Such moments of synthesis are, of course, rare though, and for the remainder of the book Mr. Hart tracks the rising fortunes of one city or another and subsequent attempts to refute one or the other, to reunite them, or to add to them, in the works of: Augustine; Dante; Shakespeare; Moliere, Voltaire; Dostoyevsky; and F. Scott Fitzgerald. The point that really unifies all these varied authors is Mr. Hart's contention that to be the types of citizens who could recreate our civilization we must read them all and let their arguments fight it out in our own minds--we must become the battlefield in which the tension between the two cities plays out:
Although it is clear that an individual forced in an either-or situation to make a choice must choose between the rival authorities, Strauss thought, persuasively I think, that culture and society must remain open to the two possibilities, maintain the tension.One can dispute Mr. Hart's notion that this "disinterestedness" should be our goal--indeed, anyone who's ever read Michael Oakeshott's Rationalism in Politics can hardly view with disinterest the struggle between Reason and Revelation--but it seems hard to argue with the idea that the tension between Athens and Jerusalem has been beneficial to Western Civilization. And it is certainly the case that the goal of education should be to ensure that every citizen understands the tension and reads the great texts that created and explore it, regardless of how they ultimately determine the issues in their own minds.

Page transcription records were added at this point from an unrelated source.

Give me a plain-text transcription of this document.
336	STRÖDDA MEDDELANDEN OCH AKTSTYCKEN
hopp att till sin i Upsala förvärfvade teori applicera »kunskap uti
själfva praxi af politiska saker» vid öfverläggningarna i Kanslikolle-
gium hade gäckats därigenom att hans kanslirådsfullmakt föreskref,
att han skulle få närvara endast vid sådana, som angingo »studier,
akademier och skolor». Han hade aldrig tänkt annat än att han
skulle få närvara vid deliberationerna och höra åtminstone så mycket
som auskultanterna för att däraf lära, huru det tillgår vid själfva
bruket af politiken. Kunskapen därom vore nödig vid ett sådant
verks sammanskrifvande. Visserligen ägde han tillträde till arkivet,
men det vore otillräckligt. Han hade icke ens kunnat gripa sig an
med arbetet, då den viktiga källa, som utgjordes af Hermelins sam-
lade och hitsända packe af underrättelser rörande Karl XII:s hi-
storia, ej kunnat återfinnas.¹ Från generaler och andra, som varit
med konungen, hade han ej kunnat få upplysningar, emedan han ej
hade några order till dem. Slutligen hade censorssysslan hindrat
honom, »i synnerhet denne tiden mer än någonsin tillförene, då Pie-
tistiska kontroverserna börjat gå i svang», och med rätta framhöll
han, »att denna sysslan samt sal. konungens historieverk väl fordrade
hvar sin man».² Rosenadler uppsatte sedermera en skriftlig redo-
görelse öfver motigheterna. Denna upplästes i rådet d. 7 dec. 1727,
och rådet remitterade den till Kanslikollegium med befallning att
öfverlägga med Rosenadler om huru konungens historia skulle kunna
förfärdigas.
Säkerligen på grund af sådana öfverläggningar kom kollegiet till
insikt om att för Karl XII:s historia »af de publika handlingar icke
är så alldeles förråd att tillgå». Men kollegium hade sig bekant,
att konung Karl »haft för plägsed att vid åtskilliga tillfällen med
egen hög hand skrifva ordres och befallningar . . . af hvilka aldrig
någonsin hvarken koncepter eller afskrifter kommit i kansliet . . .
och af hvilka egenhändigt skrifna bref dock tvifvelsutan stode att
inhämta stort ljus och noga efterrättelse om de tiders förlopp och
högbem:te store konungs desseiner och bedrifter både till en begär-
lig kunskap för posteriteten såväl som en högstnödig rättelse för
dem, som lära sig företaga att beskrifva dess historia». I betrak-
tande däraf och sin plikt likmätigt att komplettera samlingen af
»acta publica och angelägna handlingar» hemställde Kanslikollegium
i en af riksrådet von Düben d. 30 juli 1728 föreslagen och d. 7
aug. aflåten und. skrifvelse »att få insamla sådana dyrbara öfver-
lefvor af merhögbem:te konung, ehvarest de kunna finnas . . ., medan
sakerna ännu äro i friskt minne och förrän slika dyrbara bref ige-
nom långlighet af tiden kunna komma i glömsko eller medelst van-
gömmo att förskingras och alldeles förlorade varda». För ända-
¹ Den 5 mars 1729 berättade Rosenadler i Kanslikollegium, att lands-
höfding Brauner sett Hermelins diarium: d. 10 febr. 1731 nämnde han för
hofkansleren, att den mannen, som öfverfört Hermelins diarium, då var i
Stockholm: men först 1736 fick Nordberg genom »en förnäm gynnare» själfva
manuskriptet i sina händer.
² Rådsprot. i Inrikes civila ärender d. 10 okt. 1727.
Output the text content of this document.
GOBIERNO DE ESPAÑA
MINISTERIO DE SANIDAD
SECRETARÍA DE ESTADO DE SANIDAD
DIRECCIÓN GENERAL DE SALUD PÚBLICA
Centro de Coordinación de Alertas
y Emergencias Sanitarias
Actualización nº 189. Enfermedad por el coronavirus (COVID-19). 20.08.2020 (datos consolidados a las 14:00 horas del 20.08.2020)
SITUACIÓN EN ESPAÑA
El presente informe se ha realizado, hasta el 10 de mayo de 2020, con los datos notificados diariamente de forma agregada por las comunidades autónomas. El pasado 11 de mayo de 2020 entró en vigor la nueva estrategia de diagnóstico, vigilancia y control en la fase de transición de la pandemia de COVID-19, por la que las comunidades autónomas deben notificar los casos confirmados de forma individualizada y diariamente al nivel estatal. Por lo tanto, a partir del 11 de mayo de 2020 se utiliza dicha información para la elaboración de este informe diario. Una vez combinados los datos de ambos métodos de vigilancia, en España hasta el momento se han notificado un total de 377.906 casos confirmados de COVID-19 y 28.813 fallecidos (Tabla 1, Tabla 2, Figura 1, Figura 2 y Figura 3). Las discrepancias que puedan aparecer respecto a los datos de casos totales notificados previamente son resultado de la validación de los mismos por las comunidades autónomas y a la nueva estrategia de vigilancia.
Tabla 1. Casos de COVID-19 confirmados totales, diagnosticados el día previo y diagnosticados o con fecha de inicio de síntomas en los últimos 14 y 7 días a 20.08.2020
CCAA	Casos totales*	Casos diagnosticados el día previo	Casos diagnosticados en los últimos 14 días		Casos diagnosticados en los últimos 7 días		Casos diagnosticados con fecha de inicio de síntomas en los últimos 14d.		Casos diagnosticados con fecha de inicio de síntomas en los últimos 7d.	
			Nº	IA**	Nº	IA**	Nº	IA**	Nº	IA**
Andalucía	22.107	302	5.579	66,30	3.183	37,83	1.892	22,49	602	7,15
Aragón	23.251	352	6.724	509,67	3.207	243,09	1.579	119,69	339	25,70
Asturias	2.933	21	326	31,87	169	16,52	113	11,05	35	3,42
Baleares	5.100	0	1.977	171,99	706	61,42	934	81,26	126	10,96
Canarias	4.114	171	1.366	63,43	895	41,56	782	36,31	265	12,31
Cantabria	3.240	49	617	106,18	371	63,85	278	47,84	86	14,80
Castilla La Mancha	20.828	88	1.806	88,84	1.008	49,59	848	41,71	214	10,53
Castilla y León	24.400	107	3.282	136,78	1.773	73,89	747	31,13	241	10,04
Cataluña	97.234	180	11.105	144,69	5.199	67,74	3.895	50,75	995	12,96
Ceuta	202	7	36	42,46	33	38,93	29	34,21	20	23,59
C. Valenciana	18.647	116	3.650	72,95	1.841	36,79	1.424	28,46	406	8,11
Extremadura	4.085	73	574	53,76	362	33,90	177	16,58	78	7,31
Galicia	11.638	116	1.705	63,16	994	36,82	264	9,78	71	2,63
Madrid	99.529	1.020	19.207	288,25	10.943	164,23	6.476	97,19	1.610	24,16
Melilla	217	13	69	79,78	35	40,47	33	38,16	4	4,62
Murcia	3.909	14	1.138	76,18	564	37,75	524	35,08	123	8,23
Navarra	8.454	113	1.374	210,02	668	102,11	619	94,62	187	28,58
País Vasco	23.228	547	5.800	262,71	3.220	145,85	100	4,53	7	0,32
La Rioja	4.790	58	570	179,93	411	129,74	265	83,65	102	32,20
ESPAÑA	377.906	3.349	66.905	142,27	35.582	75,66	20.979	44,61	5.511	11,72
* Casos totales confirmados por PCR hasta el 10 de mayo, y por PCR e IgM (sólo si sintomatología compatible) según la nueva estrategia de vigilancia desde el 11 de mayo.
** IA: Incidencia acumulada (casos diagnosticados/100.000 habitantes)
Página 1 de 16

The very power of the important books works to make their readers fair-minded. It demands that the books be heard. The reader experiences the desire to come up to their power of mind. You listen to them, putting aside your own opinions, desires, and causes. There occurs the thought that there is no need to assign Plato or Montaigne, Dante or Dostoyevsky to some political category, at least before waiting a very long time. This amounts to the cultivation of fairness, or disinterestedness, and it attacks the fortress of every provincialism.